One could also check other info data in the proc tree for those files for validation that it is indeed the appropriate interface instead, as this will give ALL devices registered with the DRM video interface module.

[kzlosnik@kgrCentos WattmanGTK-master]$ python3 run.py
1 AMD GPU(s) found.

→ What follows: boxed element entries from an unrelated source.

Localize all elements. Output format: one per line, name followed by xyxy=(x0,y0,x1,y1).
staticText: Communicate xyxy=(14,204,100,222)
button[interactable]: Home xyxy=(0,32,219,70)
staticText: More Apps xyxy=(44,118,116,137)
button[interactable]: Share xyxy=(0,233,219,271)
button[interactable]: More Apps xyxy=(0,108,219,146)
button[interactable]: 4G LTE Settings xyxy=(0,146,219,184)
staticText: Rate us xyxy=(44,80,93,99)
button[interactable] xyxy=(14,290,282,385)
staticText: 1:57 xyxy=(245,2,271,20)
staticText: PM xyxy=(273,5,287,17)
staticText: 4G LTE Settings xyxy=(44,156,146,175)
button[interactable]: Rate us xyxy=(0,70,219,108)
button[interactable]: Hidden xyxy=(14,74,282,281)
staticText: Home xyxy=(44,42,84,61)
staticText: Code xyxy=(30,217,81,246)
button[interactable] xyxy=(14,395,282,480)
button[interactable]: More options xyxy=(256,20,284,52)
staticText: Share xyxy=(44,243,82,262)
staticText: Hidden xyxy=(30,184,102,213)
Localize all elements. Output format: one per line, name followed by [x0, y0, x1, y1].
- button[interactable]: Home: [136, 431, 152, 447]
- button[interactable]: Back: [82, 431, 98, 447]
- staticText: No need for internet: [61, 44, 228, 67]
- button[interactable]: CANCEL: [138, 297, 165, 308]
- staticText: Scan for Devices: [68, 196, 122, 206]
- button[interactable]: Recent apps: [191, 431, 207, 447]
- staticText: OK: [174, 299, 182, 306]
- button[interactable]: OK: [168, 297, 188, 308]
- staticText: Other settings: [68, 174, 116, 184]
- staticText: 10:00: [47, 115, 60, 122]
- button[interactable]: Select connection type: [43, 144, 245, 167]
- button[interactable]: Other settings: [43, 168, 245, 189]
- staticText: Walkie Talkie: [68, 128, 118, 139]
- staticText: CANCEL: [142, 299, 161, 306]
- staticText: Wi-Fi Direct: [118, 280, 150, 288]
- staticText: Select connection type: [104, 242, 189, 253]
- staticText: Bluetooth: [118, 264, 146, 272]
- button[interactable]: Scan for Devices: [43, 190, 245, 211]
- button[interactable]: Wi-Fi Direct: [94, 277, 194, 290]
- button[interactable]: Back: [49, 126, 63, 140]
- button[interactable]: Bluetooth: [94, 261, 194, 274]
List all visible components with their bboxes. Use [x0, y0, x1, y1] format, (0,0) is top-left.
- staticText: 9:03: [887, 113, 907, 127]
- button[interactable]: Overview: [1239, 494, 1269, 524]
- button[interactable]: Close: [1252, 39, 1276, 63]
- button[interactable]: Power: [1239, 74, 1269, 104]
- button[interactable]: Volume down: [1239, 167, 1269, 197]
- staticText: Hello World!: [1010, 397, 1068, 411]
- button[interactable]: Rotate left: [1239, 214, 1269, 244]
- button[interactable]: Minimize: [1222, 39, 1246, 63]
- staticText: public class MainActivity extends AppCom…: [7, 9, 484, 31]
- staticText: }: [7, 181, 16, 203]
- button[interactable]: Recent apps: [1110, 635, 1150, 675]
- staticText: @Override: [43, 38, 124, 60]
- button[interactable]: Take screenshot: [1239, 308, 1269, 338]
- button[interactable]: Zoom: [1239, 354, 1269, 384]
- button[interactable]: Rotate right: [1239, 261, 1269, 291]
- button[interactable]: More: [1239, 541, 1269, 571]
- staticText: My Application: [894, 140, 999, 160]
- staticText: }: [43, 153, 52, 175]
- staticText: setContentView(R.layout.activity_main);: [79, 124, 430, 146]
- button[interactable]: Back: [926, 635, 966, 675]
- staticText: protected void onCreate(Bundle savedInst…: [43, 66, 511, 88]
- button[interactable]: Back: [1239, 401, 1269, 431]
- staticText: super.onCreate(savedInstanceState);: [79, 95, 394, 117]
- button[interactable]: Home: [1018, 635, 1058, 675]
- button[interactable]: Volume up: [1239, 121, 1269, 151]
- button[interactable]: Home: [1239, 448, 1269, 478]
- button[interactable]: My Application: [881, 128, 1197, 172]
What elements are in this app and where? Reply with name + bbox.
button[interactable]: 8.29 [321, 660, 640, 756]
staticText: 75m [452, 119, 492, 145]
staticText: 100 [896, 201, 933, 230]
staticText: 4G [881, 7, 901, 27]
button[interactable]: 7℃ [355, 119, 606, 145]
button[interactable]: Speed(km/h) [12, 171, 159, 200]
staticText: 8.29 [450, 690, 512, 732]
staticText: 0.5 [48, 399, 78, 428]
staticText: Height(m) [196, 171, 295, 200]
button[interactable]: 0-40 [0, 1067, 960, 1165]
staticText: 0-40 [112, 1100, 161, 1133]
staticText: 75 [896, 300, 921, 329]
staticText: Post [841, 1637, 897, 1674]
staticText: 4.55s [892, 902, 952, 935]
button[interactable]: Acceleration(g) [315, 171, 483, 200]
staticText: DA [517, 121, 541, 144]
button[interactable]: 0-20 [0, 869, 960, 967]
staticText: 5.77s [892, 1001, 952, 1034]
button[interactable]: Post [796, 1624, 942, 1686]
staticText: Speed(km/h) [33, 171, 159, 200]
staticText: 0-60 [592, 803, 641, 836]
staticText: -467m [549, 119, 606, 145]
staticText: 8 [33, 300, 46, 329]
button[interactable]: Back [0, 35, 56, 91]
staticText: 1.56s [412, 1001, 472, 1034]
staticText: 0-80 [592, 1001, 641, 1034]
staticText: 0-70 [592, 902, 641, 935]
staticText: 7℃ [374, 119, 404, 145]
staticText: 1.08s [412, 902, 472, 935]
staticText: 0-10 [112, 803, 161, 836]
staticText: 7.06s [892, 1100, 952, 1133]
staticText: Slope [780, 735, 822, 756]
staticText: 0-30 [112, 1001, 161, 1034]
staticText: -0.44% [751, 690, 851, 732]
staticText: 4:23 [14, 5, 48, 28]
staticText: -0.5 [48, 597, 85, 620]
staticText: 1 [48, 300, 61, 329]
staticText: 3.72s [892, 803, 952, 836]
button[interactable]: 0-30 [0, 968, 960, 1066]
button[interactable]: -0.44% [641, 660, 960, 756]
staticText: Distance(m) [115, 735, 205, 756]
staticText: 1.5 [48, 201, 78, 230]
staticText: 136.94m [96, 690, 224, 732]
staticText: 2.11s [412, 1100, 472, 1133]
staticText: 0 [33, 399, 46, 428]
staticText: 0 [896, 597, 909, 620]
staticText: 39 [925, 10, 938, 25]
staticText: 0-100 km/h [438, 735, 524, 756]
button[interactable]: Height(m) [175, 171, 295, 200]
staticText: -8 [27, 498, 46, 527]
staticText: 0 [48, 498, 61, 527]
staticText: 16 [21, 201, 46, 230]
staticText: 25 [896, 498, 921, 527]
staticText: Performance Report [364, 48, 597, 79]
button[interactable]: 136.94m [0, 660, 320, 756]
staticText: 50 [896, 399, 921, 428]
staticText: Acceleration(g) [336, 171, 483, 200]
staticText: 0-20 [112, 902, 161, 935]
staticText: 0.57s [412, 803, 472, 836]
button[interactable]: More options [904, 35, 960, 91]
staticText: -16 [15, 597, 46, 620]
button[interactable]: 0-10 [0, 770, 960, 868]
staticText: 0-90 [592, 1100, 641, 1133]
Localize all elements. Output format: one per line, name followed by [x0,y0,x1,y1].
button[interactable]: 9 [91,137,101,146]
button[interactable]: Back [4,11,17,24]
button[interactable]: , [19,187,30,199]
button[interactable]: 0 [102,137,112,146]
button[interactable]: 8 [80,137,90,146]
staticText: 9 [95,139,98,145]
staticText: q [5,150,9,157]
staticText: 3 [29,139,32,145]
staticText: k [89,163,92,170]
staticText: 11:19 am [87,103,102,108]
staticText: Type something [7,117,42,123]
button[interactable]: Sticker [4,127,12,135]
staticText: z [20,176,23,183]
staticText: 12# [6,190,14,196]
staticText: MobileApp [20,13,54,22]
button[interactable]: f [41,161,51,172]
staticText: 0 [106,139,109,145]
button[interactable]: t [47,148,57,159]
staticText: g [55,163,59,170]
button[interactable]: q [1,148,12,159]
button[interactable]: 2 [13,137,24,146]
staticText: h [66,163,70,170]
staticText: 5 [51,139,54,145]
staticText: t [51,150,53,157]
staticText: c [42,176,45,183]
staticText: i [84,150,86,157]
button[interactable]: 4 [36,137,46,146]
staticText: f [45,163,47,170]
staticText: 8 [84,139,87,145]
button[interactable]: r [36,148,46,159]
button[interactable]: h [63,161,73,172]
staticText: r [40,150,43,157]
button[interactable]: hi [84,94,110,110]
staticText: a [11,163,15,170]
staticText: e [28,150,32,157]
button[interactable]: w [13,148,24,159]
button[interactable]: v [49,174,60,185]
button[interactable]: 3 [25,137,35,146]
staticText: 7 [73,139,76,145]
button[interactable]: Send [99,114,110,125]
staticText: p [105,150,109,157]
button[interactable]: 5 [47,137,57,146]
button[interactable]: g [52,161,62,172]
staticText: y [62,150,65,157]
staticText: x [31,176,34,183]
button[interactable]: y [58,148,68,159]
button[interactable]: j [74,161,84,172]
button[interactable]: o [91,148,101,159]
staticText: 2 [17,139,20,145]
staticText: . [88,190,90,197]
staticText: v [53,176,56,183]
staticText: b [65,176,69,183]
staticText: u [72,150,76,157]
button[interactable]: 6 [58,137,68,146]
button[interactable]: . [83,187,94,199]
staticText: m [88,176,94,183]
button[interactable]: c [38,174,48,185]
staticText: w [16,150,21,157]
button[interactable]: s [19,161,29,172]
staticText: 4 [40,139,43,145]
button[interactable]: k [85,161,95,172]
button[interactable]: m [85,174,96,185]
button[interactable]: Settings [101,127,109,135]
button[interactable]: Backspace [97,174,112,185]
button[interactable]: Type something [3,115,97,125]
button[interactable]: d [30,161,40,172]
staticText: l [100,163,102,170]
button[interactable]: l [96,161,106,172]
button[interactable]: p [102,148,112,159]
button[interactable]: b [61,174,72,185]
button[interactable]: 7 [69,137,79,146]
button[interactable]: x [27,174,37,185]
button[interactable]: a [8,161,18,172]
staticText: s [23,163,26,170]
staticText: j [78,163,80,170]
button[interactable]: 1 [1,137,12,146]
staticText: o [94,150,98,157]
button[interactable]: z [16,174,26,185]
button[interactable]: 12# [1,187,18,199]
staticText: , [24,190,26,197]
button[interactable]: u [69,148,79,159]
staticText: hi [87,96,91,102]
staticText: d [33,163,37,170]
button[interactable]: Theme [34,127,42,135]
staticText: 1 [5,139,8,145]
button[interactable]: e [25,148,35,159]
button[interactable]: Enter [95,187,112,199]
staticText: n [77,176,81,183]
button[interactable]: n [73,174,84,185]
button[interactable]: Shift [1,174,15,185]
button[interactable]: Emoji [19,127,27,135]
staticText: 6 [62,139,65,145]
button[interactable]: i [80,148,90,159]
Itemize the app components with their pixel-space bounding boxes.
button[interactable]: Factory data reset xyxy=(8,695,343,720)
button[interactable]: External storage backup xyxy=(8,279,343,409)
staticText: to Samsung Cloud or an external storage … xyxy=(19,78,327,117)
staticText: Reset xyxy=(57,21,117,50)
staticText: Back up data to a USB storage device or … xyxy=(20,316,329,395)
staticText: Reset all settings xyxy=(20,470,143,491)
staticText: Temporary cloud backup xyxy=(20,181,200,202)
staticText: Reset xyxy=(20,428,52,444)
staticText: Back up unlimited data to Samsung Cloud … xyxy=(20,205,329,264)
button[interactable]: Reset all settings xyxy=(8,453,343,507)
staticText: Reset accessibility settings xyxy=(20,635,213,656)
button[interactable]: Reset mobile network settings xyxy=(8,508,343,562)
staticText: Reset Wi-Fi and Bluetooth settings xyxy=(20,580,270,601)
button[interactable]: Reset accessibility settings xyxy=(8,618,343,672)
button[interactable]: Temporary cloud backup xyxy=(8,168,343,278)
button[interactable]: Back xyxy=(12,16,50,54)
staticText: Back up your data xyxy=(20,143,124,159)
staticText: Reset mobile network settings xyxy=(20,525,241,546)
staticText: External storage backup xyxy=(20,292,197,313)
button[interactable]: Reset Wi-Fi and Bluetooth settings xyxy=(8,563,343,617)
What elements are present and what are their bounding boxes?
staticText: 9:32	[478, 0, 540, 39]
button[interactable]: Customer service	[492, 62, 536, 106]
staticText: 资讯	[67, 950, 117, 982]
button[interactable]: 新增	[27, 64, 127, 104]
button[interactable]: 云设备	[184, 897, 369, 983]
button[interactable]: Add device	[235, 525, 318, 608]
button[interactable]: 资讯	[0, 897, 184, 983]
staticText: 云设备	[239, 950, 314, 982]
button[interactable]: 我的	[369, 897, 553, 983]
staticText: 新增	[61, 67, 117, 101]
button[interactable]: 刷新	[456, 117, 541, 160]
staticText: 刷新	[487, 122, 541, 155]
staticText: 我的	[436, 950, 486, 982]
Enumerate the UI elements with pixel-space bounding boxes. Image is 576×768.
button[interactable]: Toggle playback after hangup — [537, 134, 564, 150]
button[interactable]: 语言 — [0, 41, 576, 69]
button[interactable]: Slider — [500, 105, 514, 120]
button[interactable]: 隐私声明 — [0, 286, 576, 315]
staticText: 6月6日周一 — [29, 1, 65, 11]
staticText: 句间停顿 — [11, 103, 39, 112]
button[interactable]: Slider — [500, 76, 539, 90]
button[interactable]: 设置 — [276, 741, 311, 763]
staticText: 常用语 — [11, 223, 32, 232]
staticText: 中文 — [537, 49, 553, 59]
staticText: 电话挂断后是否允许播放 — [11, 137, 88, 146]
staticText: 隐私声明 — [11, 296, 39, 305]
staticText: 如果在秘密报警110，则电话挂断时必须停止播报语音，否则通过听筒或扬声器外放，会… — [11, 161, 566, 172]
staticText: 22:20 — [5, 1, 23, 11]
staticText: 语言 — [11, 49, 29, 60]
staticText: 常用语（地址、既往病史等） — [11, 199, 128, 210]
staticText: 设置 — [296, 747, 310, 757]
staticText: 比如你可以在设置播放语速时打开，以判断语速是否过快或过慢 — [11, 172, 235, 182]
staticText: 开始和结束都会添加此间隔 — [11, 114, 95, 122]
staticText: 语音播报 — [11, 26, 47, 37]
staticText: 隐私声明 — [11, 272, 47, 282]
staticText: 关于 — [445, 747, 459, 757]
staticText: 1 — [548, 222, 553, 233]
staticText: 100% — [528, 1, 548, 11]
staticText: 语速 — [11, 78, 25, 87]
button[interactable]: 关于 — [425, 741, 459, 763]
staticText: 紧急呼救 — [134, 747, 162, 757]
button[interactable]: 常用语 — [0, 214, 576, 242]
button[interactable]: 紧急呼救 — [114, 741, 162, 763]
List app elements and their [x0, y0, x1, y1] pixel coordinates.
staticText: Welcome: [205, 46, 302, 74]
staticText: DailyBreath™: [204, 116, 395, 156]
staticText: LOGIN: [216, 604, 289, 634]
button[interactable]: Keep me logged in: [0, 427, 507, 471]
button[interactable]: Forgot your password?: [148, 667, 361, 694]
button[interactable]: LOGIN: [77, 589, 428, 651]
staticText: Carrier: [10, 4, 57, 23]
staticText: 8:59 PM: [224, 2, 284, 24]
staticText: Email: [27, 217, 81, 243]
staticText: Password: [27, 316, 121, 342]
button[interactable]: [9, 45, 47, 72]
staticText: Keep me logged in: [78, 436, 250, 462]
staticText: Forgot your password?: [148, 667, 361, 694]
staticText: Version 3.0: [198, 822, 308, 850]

Checking if correct kernel driver is used for this/these.
44:00.0 uses amdgpu kernel driver
Searching for sysfs path...
/sys/devices/pci0000:40/0000:40:03.1/0000:42:00.0/0000:43:00.0/0000:44:00.0 belongs to 44:00.0 with symbolic link to /sys/class/drm/card0/device
Sysfs path found in /sys/devices/pci0000:40/0000:40:03.1/0000:42:00.0/0000:43:00.0/0000:44:00.0
amdgpu card found in /sys/class/hwmon/hwmon0 hwmon folder
Checking which device this hwmon path belongs to
/sys/class/hwmon/hwmon0 belongs to /sys/devices/pci0000:40/0000:40:03.1/0000:42:00.0/0000:43:00.0/0000:44:00.0 (Advanced Micro Devices, Inc. [AMD/ATI] Device 081e)
Found sensor in0_input
Trying to read /sys/class/hwmon/hwmon0/in0_input
Found sensor fan1_min
Trying to read /sys/class/hwmon/hwmon0/fan1_min
Found sensor temp1_crit
Trying to read /sys/class/hwmon/hwmon0/temp1_crit
Found sensor pwm1_enable
Trying to read /sys/class/hwmon/hwmon0/pwm1_enable
Found sensor pwm1
Trying to read /sys/class/hwmon/hwmon0/pwm1
Found sensor temp1_crit_hyst
Trying to read /sys/class/hwmon/hwmon0/temp1_crit_hyst
Found sensor power1_cap_min
Trying to read /sys/class/hwmon/hwmon0/power1_cap_min
Found sensor fan1_enable
Trying to read /sys/class/hwmon/hwmon0/fan1_enable
Found sensor fan1_max
Trying to read /sys/class/hwmon/hwmon0/fan1_max
Found sensor power1_cap
Trying to read /sys/class/hwmon/hwmon0/power1_cap
Found sensor pwm1_min
Trying to read /sys/class/hwmon/hwmon0/pwm1_min
Found sensor power1_average
Trying to read /sys/class/hwmon/hwmon0/power1_average
Found sensor power1_cap_max
Trying to read /sys/class/hwmon/hwmon0/power1_cap_max
Found sensor fan1_input
Trying to read /sys/class/hwmon/hwmon0/fan1_input
Found sensor temp1_input
Trying to read /sys/class/hwmon/hwmon0/temp1_input
Found sensor pwm1_max
Trying to read /sys/class/hwmon/hwmon0/pwm1_max
Found sensor fan1_target
Trying to read /sys/class/hwmon/hwmon0/fan1_target
Found sensor in0_label
Trying to read /sys/class/hwmon/hwmon0/in0_label
Reading clock states and limits.
Traceback (most recent call last):
File "run.py", line 23, in
wattman.main()
File "/home/kzlosnik/Downloads/WattmanGTK-master/WattmanGTK/wattman.py", line 158, in main
card.get_states()
File "/home/kzlosnik/Downloads/WattmanGTK-master/WattmanGTK/GPU.py", line 70, in get_states
self.pstate_clock.append(int(match.group(2)))
AttributeError: 'NoneType' object has no attribute 'group'

what now?

Trying to read /sys/class/hwmon/hwmon1/in0_label
Reading clock states and limits.
Cannot read file pp_od_clk_voltage, trying using pp_dpm_sclk and pp_dpm_mclk
Cannot do seperate overclocking via states, only by percentage!
Also got an error reading /sys/devices/pci0000:00/0000:00:01.1/0000:10:00.0/pp_dpm_sclk or /sys/devices/pci0000:00/0000:00:01.1/0000:10:00.0/pp_dpm_sclk
WattmanGTK will not be able to continue

I am using an r9 280, with the amdgpu open source driver, and my cpu is the ryzen 5 2400g with integrated vega 11 graphics.

I am unsure what to do at the moment as I am not great at decifering these sorts of messages, any and all help is greatly appreciated.